In a toxic house with toxic occupants, 62.2 is almost certainly inadequate. In a non-toxic house with non-toxic occupants, it's likely too much air exchange.
In the houses I've built for the "organic" clients I've built for, I've always aimed for 0.25 ACH mechanical.
But whatever you might believe about the adequacy or excess of 62.2, that - like all prescriptive codes - is a minimum standard.
Robert,
You noted in a previous post that you route exhaust fan ducts down at least 3' before venting out a sidewall. Do you do that or was it a typo and you drop them 3" ? I understand you'd want condensation to flow to the outside.
I saw in an article - I think one in the JLC archives on installing an HRV - where the author used PVC sewer and drain pipe for some venting runs. It seems like this would make for easier air tight pipes but it doesn't seem to be commonly done. Are there reasons most don't use it?
Donald,
No typo. With a 3 foot drop before exiting, absent a wind or a negative pressure from another source and a completely defective vent flap, cold air cannot rise back up the duct.
I don't see any reason why not to use thin-wall plastic pipe, as long as the diameter is the same as the fan outlet, except that galvanized steel ducting is also easy to seal with REAL duct tape (foil mastic) and has thinner walls and can be squeezed into non-conforming spaces.
In MN I believe the ventilation requirement is 15 cfm per bedroom + 15, so a 3 bedroom house would require 60 cfm continuous.

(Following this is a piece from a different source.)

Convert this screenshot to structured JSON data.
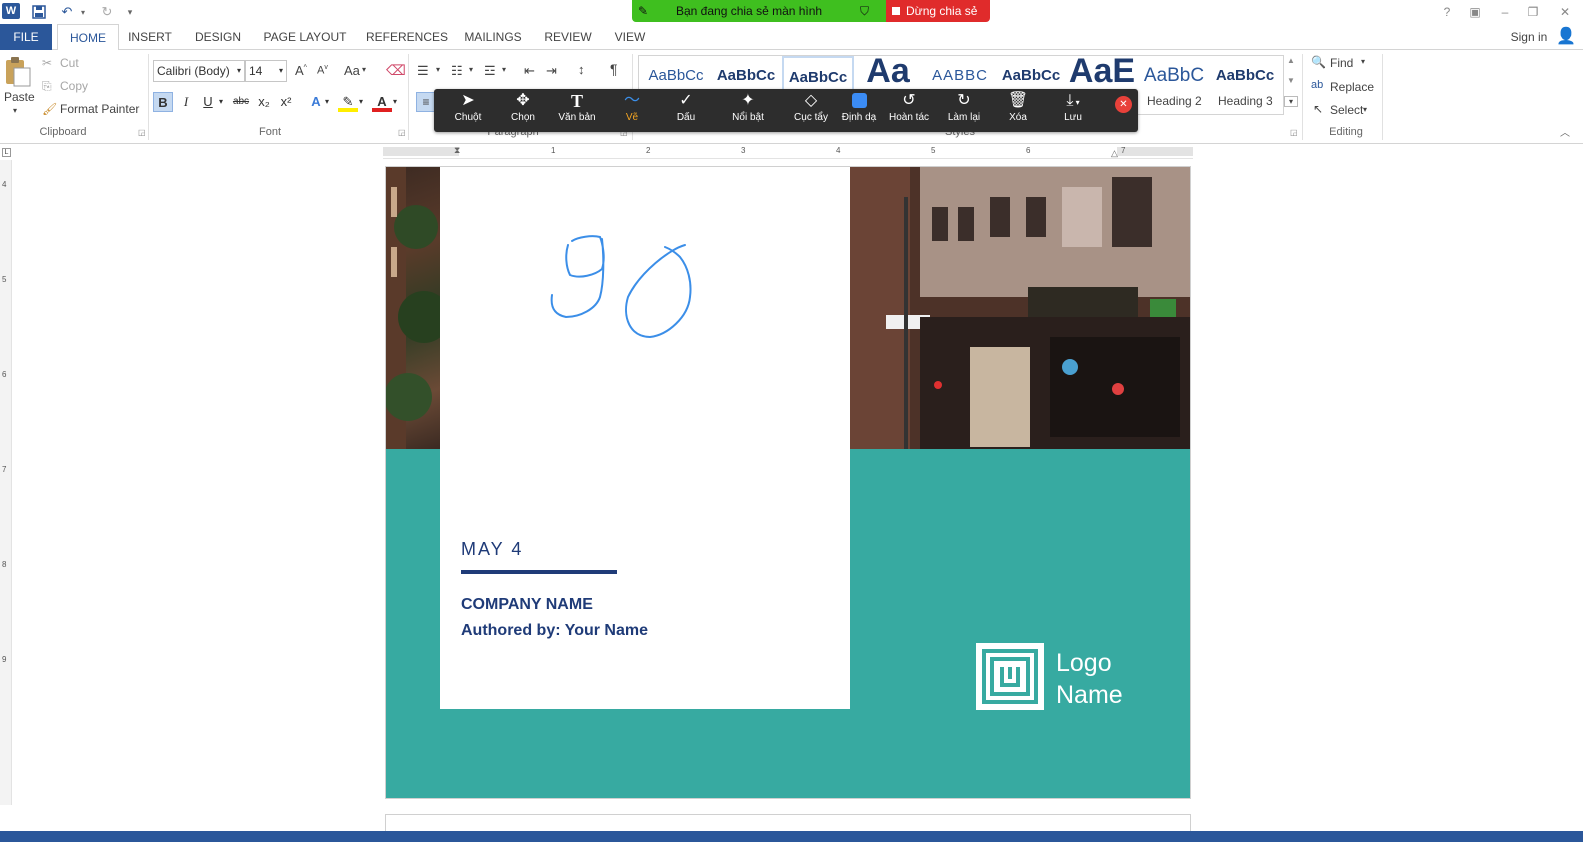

Or house with it's 3 ach50 or .176 nac and 28,288 cubic foot volume would have a ventilation rate of 83 cfm continuous or 23 cfm beyond code.
One must figure in the infiltration rate for a home and add only enough mechanical ventilation to meet the code, this is why control is critical. In a new house with an HRV we normally run 20 minutes on, 40 minutes off on low speed unless overridden by the humidistat or a remote timer in a bathroom. If the humidity level is above the setpoint the HRV will run 20 minutes per hour on high speed until the setpoint is reached.
Current ASHRAE standard is 1 cfm/100 sf plus 7.5 cfm/person, which includes a default credit of 2 cfm/100 ft² for infiltration (which is the equivalent of 0.15 ACHnat with 8' ceilings).